# yet another lap timer question



## gobucks1a (Mar 5, 2011)

probably stupid, but, do any of the timer software i.e track mate, 2000, display speed? they show the seconds for the lap was not sure if it or could show speed of car


----------



## Modlerbob (Feb 10, 2011)

Yes they do. With track mate you can display actual speed or enter a scale factor of your choice.


----------



## gobucks1a (Mar 5, 2011)

thanks modlerbob, just curious what kind of speed the cars get to? I am excited about getting a electric timing system


----------



## rbrunne1 (Sep 22, 2007)

gobucks1a said:


> thanks modlerbob, just curious what kind of speed the cars get to? I am excited about getting a electric timing system


On my 30' track, SG+ Cars average 4-5 MPH - that's over 250 Scale MPH :freak:

Trackmate can show best lap, median lap time and/or MPH (choose 2 of 3).

Bob B.
Clifton Park, NY


----------



## alpink (Aug 22, 2010)

rbrunne1 said:


> On my 30' track, SG+ Cars average 4-5 MPH - that's over 250 Scale MPH :freak:
> 
> Trackmate can show best lap, median lap time and/or MPH (choose 2 of 3).
> 
> ...


"over 250 scale MPH" ? 

what scale?

1/87, 1/72, 1/76, 1/64, other?


----------



## rbrunne1 (Sep 22, 2007)

I used 1/64 Scale...4 x 64 = 256


----------



## Modlerbob (Feb 10, 2011)

1/32 scale cars can hit 6-9 actual mph. Generally the accepted conversion is to multiply the true speed by the scale but there are volumes of text arguing for other values. I think a solution in 1/32 scale is to use true inches/second so 9mph would equal 158.4 In/sec.

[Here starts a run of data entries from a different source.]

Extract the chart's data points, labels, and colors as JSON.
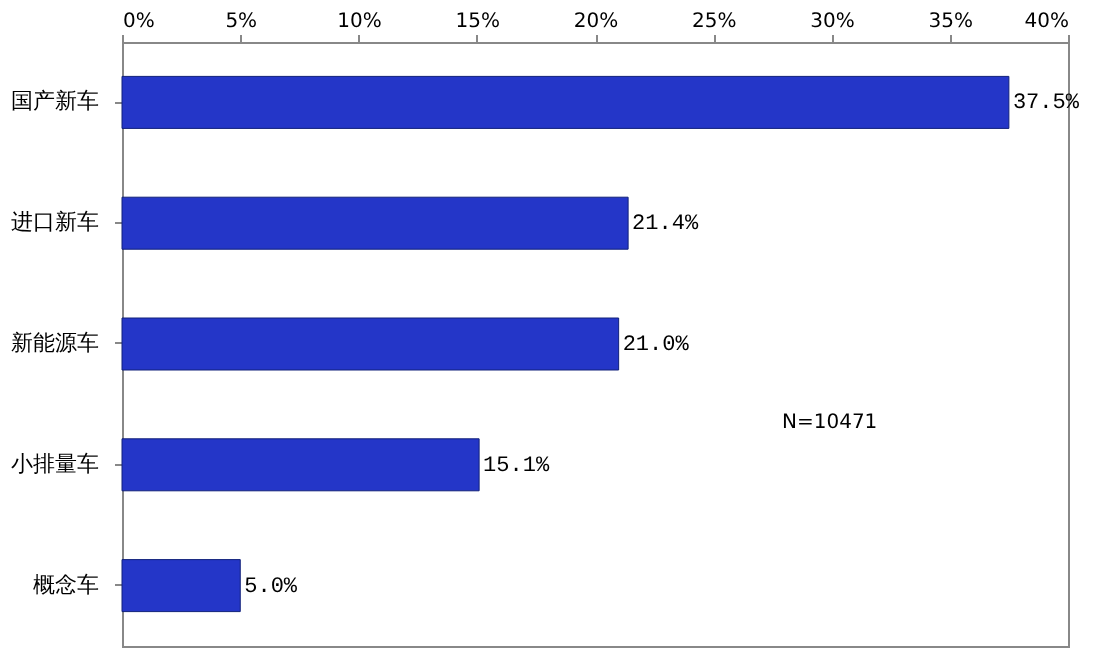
{
  "chart_data": {
    "type": "bar",
    "orientation": "horizontal",
    "categories": [
      "国产新车",
      "进口新车",
      "新能源车",
      "小排量车",
      "概念车"
    ],
    "values": [
      37.5,
      21.4,
      21.0,
      15.1,
      5.0
    ],
    "value_labels": [
      "37.5%",
      "21.4%",
      "21.0%",
      "15.1%",
      "5.0%"
    ],
    "color": "#2436c8",
    "xlim": [
      0,
      40
    ],
    "xticks": [
      {
        "value": 0,
        "label": "0%"
      },
      {
        "value": 5,
        "label": "5%"
      },
      {
        "value": 10,
        "label": "10%"
      },
      {
        "value": 15,
        "label": "15%"
      },
      {
        "value": 20,
        "label": "20%"
      },
      {
        "value": 25,
        "label": "25%"
      },
      {
        "value": 30,
        "label": "30%"
      },
      {
        "value": 35,
        "label": "35%"
      },
      {
        "value": 40,
        "label": "40%"
      }
    ],
    "grid": false,
    "annotations": [
      "N=10471"
    ]
  }
}
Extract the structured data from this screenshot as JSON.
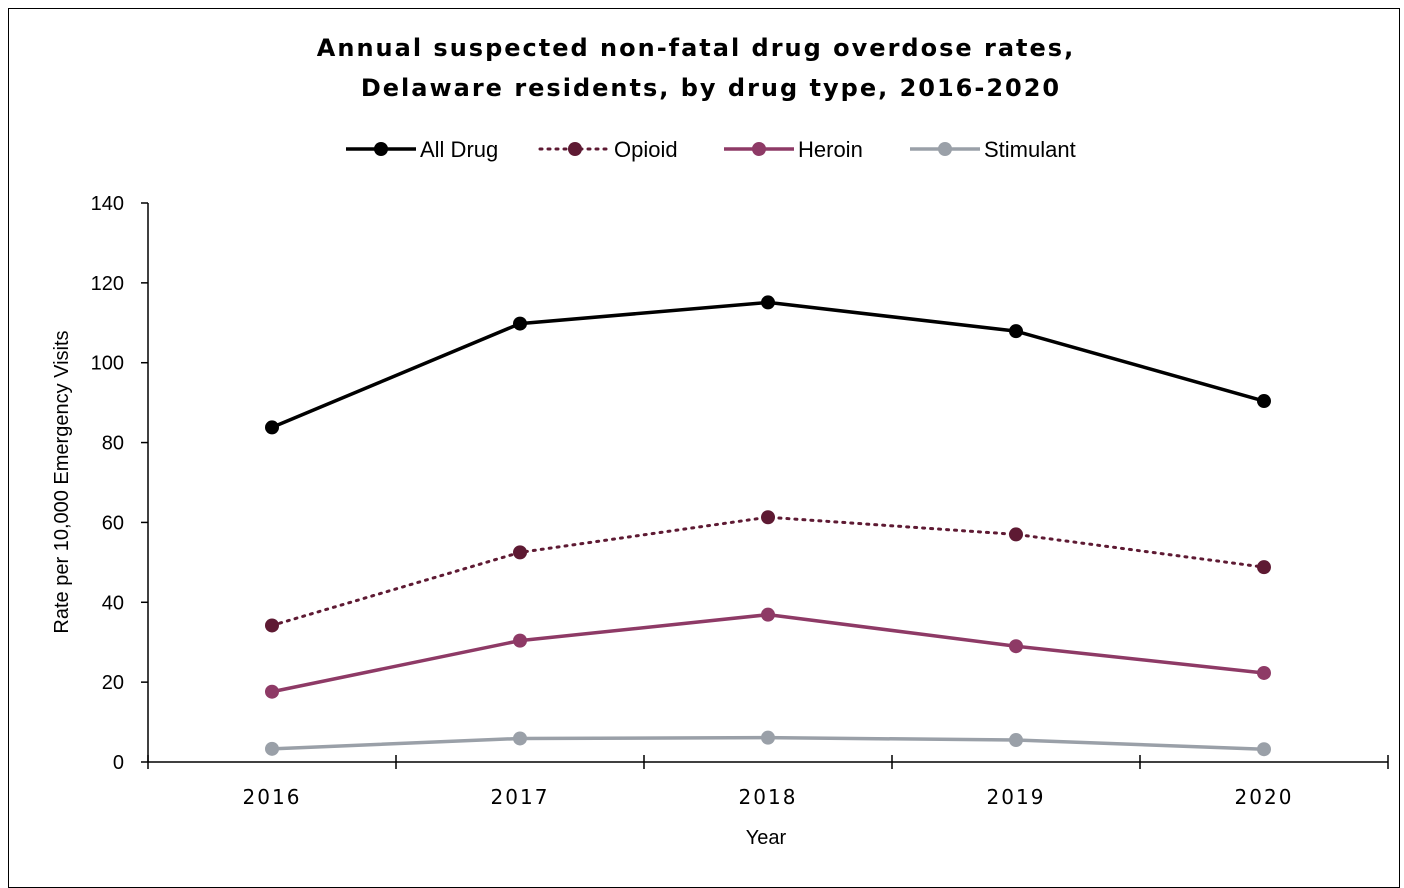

BTW 1/24th scale slot cars go much faster up tp about 35mph.


----------



## Slott V (Feb 3, 2005)

Timing software that uses LED sensors actually measures the amount of time that there is no light getting to the sensors so in essence it measures the length of the car. Trakmate requires you to input the actual length of the car running so it can offer a scale MPH. That scale is determined by the users input.

On my 1/64 scale mile track of 82.5 feet I estimated stock SG+ cars were traveling an average of closer to 11 mph which came out to somewhere around 700 mph in 1/64 scale. Some of Tyco's early advertising used to claim "1,000 scale mph".


----------



## Modlerbob (Feb 10, 2011)

Slott V said:


> Timing software that uses LED sensors actually measures the amount of time that there is no light getting to the sensors so in essence it measures the length of the car. Trakmate requires you to input the actual length of the car running so it can offer a scale MPH. That scale is determined by the users input.
> 
> On my 1/64 scale mile track of 82.5 feet I estimated stock SG+ cars were traveling an average of closer to 11 mph which came out to somewhere around 700 mph in 1/64 scale. Some of Tyco's early advertising used to claim "1,000 scale mph".


Not true. The LED sensors detect an interuption everytime the car crosses the led and measures the amount of time between interruptions. On my 55' track I turn anywhere from 4.5 second laps in my Slot.It cars to 6 second laps in my slower Scaleies. The software askes for the length of track for one lap in each lane. My outside lane is approx. 59' while my inside lane is approx. 53'. The software then divides the time into the distance and gives the appropriate speed depending on the scale factor you also enter. Nowhere does the TrackMate software ask for or need the length of the car, which is irrelevant.


----------



## Modlerbob (Feb 10, 2011)

P.S.
So the speed reported on the computer screen is the lap average speed not to be confused with top speed. Some sort of doppler radar would be needed to measure top speed.


----------



## Slott V (Feb 3, 2005)

On the DOS version it asks for the length of car. I'm using an old version so that could be the difference.

Yes I understand it's an average. Obviously speeds in the straights are faster than in corners.


----------